After locating a promising area, the company will drill a deep test hole, known as an exploratory well to gather more detailed geological data on rock and fluid properties. Most current exploration today is offshore, where a single exploratory well can cost $150 million, and the success rate is around one in five. It typically takes several years before an exploratory well comes into production.
Organic Reserve to Determine Financial Health
During the exploration or finding and developing stage, some companies use the full cost accounting (FC) approach, and capitalize all their operating expenses, regardless of whether they found any commercially viable reserves or not. This accounting method inflates the balance sheet by treating costs as assets and makes the company look more profitable than it is. In comparison, the successful efforts (SE) accounting method is more conservative. It only allows those expenses associated with successfully locating new oil and natural gas reserves to be capitalized.
Oil quantity is usually measured in barrels, and gas uses a cubic feet measurement. Calculation of a company's costs to find a new source comes from the entire exploration process.
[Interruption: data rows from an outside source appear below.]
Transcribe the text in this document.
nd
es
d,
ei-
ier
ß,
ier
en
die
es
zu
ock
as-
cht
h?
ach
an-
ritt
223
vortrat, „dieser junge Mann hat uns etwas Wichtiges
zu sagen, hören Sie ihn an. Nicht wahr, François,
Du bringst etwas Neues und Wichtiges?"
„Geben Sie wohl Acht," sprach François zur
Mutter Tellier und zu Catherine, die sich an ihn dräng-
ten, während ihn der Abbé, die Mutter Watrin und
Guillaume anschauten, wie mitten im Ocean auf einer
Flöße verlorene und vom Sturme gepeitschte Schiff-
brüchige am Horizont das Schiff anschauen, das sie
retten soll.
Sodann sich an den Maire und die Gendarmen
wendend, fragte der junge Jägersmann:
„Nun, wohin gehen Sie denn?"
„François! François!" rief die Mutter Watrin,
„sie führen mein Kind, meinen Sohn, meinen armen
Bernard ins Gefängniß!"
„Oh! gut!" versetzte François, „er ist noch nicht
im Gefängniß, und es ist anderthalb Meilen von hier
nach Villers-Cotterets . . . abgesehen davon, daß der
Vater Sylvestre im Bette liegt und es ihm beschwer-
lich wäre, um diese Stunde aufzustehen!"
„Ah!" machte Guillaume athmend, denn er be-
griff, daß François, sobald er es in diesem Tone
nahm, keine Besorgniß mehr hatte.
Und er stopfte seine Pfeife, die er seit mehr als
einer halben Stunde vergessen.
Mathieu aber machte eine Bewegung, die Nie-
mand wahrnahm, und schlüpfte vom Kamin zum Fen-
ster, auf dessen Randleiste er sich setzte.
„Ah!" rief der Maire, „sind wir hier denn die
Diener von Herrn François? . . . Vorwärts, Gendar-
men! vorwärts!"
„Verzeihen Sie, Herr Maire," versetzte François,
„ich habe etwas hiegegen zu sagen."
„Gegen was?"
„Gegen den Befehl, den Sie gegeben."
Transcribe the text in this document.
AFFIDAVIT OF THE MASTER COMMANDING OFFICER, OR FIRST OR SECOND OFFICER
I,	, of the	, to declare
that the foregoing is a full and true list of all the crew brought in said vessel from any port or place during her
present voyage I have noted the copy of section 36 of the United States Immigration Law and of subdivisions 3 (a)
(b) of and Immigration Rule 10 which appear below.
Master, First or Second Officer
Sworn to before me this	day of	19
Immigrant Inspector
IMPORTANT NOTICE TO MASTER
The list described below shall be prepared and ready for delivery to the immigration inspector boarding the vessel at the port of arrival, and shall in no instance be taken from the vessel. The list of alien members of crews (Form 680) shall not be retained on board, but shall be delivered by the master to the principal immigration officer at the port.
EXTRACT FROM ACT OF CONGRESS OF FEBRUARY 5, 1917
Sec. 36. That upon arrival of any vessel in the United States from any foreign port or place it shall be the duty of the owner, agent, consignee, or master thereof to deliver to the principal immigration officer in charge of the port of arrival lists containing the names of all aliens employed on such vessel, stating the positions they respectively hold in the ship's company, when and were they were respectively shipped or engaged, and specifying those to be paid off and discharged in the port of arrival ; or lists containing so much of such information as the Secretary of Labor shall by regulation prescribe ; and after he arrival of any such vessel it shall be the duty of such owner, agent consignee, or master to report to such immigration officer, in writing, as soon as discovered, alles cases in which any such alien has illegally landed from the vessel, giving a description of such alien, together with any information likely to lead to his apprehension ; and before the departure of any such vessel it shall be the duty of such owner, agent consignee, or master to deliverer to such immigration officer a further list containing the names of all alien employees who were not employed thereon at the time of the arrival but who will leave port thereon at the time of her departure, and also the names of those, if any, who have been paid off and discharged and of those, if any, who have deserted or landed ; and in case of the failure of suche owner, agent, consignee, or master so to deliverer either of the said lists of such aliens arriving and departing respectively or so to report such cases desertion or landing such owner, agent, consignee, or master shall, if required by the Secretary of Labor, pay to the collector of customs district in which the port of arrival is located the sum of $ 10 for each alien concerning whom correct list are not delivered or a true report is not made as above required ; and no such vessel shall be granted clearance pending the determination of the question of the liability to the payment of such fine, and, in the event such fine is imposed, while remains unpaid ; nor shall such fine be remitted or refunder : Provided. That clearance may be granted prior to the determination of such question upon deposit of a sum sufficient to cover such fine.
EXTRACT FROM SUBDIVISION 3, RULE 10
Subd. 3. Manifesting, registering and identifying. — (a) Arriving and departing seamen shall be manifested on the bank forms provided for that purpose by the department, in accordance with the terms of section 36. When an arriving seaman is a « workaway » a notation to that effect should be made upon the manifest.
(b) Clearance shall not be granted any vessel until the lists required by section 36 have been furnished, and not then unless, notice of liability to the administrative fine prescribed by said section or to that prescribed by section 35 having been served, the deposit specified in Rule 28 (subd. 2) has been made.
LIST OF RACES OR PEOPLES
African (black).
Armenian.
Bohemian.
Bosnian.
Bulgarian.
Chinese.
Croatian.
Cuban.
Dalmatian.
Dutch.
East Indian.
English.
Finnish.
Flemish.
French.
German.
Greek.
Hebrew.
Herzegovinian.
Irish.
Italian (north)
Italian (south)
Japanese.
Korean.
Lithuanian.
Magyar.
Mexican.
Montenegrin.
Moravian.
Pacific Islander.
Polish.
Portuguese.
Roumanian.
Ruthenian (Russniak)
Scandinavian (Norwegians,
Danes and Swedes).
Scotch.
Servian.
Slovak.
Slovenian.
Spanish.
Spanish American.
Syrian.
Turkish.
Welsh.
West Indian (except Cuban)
Funds spent to locate the new organic reserve replacement is totaled, and then divided by the estimated additional quantity discovered.
Investors looking at the financial strength of oil and gas companies should consider a company's organic replacement when evaluating its reserve-replacement ratio. The organic replacement portion is a significant part of that formula and can be relevant to those wanting to assess the company’s health from an economic standpoint. As an essential metric of overall business health and viability, the ratio indicates the company’s upstream and proactive efforts. The results offer a perception of the results gained from expenditures in drilling and exploration and may give insight into future profitability.